Publication bias has a good deal of research surrounding it , and it is indeed quite worrying, but what about publication dogma?
Dogma can generally be define as that which is taught, by some kind of authority, often irregardless of the facts at hand.
Now you’d expect that if something was ‘peer reviewed’ by scientists, that that would be analytical of the facts and not overborne with the ‘authority’ of peermanship. Well if you actually dig into journals, especially in controversial subjects such as schizophrenia, challenges to such authority are not met kindly. This is also apparent in other fields such as mathematics and science where papers have been lambasted on for reasons such as ‘not understanding set theory’ and not the actuality of the work itself, valid or not.
Indeed I have had Dr’s say that they will only accept published, peer reviewed studies (which are hard to get, and the data is nigh on impossible to get), where all that would be needed is the anecdote of another person with the same symptoms to say ‘I think I’m one of those’.
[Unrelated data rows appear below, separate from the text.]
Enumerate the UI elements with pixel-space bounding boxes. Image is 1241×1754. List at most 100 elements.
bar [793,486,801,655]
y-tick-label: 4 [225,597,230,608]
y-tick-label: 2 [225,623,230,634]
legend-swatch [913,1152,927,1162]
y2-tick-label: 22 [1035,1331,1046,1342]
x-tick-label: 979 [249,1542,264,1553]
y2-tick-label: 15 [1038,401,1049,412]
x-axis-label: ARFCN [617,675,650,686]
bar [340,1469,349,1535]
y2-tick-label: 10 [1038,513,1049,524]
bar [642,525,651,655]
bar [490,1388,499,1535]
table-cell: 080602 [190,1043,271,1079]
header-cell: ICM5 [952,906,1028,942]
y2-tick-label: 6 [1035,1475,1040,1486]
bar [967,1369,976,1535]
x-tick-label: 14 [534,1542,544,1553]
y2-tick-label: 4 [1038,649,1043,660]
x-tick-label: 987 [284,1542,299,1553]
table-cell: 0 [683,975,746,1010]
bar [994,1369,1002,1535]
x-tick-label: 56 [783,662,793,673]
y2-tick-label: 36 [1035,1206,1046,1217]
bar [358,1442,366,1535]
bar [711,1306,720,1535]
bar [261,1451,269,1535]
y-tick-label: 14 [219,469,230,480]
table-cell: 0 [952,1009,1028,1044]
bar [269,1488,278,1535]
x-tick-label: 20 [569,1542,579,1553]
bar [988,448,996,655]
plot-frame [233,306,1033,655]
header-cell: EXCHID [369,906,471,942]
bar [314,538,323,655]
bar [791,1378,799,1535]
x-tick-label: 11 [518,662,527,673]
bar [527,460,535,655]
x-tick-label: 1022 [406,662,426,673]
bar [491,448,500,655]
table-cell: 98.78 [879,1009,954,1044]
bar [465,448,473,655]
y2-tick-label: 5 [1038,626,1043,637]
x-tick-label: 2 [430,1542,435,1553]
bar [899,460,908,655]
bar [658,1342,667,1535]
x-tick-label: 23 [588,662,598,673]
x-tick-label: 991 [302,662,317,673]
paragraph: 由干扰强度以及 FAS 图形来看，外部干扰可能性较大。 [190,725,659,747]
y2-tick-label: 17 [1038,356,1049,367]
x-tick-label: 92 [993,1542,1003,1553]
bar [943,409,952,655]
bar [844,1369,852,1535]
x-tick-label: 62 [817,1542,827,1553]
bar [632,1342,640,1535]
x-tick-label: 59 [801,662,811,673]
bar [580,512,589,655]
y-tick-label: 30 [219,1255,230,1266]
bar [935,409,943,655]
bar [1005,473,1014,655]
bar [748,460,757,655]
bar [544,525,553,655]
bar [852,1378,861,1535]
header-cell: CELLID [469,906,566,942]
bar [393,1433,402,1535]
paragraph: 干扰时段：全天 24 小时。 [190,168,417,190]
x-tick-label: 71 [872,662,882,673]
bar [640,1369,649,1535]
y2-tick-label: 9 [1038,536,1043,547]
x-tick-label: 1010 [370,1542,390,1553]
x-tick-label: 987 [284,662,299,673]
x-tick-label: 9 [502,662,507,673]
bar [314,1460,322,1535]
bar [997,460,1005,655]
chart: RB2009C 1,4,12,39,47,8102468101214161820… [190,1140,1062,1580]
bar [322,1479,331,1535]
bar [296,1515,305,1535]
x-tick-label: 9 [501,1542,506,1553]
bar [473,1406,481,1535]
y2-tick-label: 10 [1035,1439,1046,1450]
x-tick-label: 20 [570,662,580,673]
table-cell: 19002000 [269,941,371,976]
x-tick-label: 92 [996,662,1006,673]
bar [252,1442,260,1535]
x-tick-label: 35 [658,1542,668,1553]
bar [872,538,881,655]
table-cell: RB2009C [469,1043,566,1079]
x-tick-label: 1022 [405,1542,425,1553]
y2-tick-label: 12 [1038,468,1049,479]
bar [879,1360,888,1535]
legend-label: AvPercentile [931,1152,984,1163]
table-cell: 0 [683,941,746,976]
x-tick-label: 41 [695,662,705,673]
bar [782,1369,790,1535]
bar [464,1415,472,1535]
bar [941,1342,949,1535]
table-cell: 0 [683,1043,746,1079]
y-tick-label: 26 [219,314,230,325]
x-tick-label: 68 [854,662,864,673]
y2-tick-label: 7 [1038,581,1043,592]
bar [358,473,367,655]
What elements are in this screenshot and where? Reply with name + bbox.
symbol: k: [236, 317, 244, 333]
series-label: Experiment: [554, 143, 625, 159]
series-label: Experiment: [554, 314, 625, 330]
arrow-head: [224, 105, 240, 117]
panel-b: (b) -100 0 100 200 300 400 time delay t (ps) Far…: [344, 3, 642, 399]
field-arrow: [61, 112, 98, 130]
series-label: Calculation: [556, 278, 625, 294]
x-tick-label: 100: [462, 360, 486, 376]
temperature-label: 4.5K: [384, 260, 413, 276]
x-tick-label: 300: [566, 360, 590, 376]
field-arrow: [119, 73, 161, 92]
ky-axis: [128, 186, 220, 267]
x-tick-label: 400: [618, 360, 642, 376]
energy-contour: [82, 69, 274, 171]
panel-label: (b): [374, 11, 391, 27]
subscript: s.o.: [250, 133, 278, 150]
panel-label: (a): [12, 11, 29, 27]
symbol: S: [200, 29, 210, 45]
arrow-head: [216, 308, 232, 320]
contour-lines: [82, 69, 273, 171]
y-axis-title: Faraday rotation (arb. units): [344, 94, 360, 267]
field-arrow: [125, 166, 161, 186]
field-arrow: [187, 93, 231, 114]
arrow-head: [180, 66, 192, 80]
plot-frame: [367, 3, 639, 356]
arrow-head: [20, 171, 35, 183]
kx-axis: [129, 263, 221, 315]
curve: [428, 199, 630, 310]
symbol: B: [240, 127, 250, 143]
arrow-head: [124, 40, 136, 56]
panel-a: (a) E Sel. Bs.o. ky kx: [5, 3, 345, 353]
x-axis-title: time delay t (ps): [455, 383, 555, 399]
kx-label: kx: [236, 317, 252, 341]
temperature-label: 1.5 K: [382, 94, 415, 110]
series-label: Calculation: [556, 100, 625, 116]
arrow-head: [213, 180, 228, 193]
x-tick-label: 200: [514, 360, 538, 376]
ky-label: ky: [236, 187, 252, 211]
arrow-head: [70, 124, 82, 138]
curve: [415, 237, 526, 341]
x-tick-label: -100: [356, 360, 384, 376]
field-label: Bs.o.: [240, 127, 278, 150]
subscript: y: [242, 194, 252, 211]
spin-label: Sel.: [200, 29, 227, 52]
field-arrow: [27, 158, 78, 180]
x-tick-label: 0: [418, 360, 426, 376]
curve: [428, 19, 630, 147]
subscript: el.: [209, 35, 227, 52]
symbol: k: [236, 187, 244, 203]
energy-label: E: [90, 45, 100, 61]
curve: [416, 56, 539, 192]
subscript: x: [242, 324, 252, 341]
Recently I was looking up published data on diet, and every man and his dog has some kind of new fad diet they want to sell you. One of the things I wanted to look up was fat and carbohydrate metabolism, as really that’s key, especially if one aim is to increaese good cholesterol and decrease bad cholesterol and indeed know why one is good and the other is bad. There was quite an interesting paper on carbohydrate metabolism where the author stated in his summary that current advice on a low fat diet was valid and high carbohydrate made no difference. In the detail of the paper his supporting evidence for this was that: a high fat diet results in weight gain and that athaleates often have diets high in carbohydrates. Recommending having a low fat diet is not the same as not recommending a high fat diet!!!! Reading further down the paper there where a number of low GI diets presented, which where all more successfull than the government recomended diets and indeed in one case the government recommended diet, ad-lib (not calorie controlled) resulted in people gaining weight where as in the low GI group the people lost weight. The most notable things about all of those ‘low GI’ diets was that the proportion of fat in relation to carbohrdrate was such that people where eating a lot more fat and a lot less carbohydrate. I think this is a good example of dogma, where the actually facts in the paper don’t match the ‘dogmatic’ summary given as the results.
Perhaps more telling is when an authority on a subject tries to assert their authority:
I’ve been looking up details on thyroid dissfunction and wanted to know how accurate the test actually are, since I found some people challenging them. Really what I wanted to know where the ‘normal’ and ‘abnormal’ ranges, though I didn’t expect I’d actually get any real data on it and it turns out that tests are only asserted on the 95% ‘normal’ range not on the ‘abnormal’ range which could have a much greater overlap (it could also have no overlap at-all if the data is multi-modal as all good indicative data should be, making the standard 95% test being pretty meaningless).